Czerwiec 2014 przyniósł posiadaczom konsol PlayStation 3, PlayStation 4, Xbox 360, Xbox One oraz pecetów trzecią odsłonę stworzonej przez Rebellion serii Sniper Elite. Pięć lat później, tytuł zawitał na kolejny sprzęt – hybrydowe Nintendo Switch. Sprawdźmy więc, jak wypada port dla najmłodszej platformy.
Po raz kolejny seria przenosi graczy do czasów II Wojny Światowej. Główny bohater, Karl Fairburne ląduje w Afryce, gdzie musi zmierzyć się z Afrika Korps. Przygodę rozpoczynamy od obrony Tobruku.

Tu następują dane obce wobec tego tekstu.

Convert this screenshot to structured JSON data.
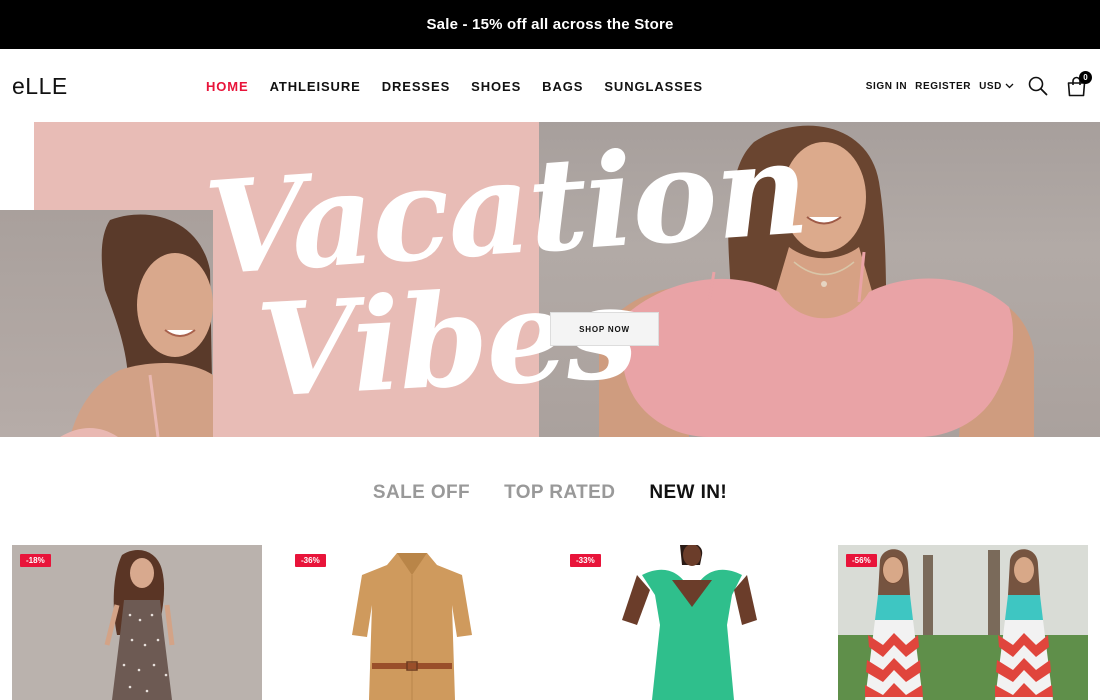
{
  "announcement": "Sale - 15% off all across the Store",
  "header": {
    "logo": "eLLE",
    "nav": [
      "HOME",
      "ATHLEISURE",
      "DRESSES",
      "SHOES",
      "BAGS",
      "SUNGLASSES"
    ],
    "sign_in": "SIGN IN",
    "register": "REGISTER",
    "currency": "USD",
    "cart_count": "0",
    "accent_color": "#e8143a"
  },
  "hero": {
    "title_line1": "Vacation",
    "title_line2": "Vibes",
    "cta": "SHOP NOW"
  },
  "tabs": [
    {
      "label": "SALE OFF",
      "active": false
    },
    {
      "label": "TOP RATED",
      "active": false
    },
    {
      "label": "NEW IN!",
      "active": true
    }
  ],
  "products": [
    {
      "discount": "-18%"
    },
    {
      "discount": "-36%"
    },
    {
      "discount": "-33%"
    },
    {
      "discount": "-56%"
    }
  ],
  "colors": {
    "announcement_bg": "#000000",
    "hero_pink": "#e8bcb6",
    "badge": "#e8143a"
  }
}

Obecna w produkcji fabuła nie pełni tutaj zbyt wielkiej roli – pełni głównie funkcję łącznika pomiędzy kolejnymi misjami.
Podczas wykonywania zadań mamy do dyspozycji trzy typy broni. Głównym, najczęściej używanym uzbrojeniem są oczywiście snajperki, pozwalające nam zabijać wrogów ze sporego dystansu. Dodatkowo mamy ze sobą dodatkowo pistolet oraz jedną inną broń, przykładowo karabin maszynowy, czy strzelbę. Przemierzamy więc kolejne poziomy, eliminując napotkanych przeciwników. Trzeba także uważać, aby nie zostać zauważonym – w przeciwnym wypadku walka staje się znacznie trudniejsza.
Ukończenie podstawowych ośmiu misji fabularnych zajmuje około ośmiu godzin. Poziom trudności mocno zależy od początkowo wybranej opcji, a także naszego stylu gry. Poza samą kampanią twórcy oddali do dyspozycji graczy parę dodatkowych opcji. Survival pozwala nam zawalczyć z kolejnymi falami nazistów. Dostępne są także misje, wydane pierwotnie w formie DLC. Nie zabrakło opcji gry sieciowej – gdzie do wyboru mamy kooperację w trybach kampanii i Survival, a także parę trybów nastawionych na rywalizację.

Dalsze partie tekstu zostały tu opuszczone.